# Math Help - a=3n^(n-1)+2(-1)^n for neN

1. ## a=3n^(n-1)+2(-1)^n for neN

I was wondering if anyone could help me with the following question:

Thanks,

2. Try induction, it's real easy in this case.

3. Originally Posted by Jose27
Try induction, it's real easy in this case.
ohh ok
So would i use n=3 as my basecase and the sub k+1 for all n ?

4. Originally Posted by jess0517
ohh ok
So would i use n=3 as my basecase and the sub k+1 for all n ?
Basically, just prove the case n=3, then assume it's valid for n=k and, using this, prove that it is valid for k+1.

5. Hello, jess0517!

We can prove it by deriving that function ourselves . . .
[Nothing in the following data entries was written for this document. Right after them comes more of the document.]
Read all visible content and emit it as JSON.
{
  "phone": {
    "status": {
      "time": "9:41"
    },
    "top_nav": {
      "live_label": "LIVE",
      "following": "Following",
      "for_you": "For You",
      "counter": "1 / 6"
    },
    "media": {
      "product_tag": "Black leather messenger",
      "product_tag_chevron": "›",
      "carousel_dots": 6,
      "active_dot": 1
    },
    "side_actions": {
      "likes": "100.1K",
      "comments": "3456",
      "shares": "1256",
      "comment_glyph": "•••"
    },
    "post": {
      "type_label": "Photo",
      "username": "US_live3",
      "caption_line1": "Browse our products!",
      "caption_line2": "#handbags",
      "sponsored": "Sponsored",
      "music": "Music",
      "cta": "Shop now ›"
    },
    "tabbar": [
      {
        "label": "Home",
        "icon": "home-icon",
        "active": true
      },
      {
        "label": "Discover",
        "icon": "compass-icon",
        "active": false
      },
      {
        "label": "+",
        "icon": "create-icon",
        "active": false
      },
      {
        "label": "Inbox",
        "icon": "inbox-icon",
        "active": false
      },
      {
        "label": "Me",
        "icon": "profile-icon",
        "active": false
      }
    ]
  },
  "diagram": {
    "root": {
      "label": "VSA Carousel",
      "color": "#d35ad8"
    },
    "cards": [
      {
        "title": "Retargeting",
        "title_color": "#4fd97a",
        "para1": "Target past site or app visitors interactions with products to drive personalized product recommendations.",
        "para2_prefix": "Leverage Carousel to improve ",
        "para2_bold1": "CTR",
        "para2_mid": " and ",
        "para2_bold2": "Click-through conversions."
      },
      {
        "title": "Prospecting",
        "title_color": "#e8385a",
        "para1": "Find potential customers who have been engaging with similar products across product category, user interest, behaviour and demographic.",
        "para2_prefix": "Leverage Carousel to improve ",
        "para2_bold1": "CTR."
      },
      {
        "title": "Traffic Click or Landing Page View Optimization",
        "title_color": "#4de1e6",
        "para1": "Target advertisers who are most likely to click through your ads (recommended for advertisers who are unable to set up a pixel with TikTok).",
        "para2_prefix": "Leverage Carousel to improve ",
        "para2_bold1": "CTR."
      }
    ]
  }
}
$\text{Let }\{a\} \text{ be a sequence satisfying:}$

. . $a_1 = 1,\;\;a_2 = 8,\;\;a_n \:=\:a_{n-1} + 2a_{n-2}\:\text{ for }n \ge 3.$

$\text{Prove that: }\;a_n \;=\;3\!\cdot\!2^{n-1} + 2(\text{-}1)^n\:\text{ for }n \in N.$

We have: . $a_n - a_{n-1} - 2a_{n-2} \;=\;0$

Let $X^n = a_n$

. . and we have: . $X^n - X^{n-1} - 2X^{n-2} \:=\:0$

Divide by $X^{n-2}\!:\;\;X^2 - X - 2 \:=\:0$

. . Then: . $(X - 2)(X+1) \:=\:0 \quad\Rightarrow\quad X \:=\:2,\:-1$

The generating function is of the form: . $f(n) \;=\;A\!\cdot\!2^n + B\!\cdot\!(\text{-}1)^n$

We know the first two values of the sequence:

. . $\begin{array}{cccccccccc}
f(1) = 1\!: && 2A - B &=& 1 & [1] \\
f(2) = 8\!: && 4A + B &=& 8 & [2] \end{array}$

Add [1] and [2]: . $6A \:=\:9 \quad\Rightarrow\quad A \:=\:\frac{3}{2}$

Substitute into [1]: . $2(\frac{3}{2}) - B \:=\:1 \quad\Rightarrow\quad B \:=\:2$

Hence: . $f(n) \;=\;\frac{3}{2}\!\cdot\!2^n + 2(\text{-}1)^n$

Therefore: . $a_n \;=\;3\!\cdot\!2^{n-1} + 2(\text{-}1)^n$

6. Thread closed due to this member deleting questions after getting help.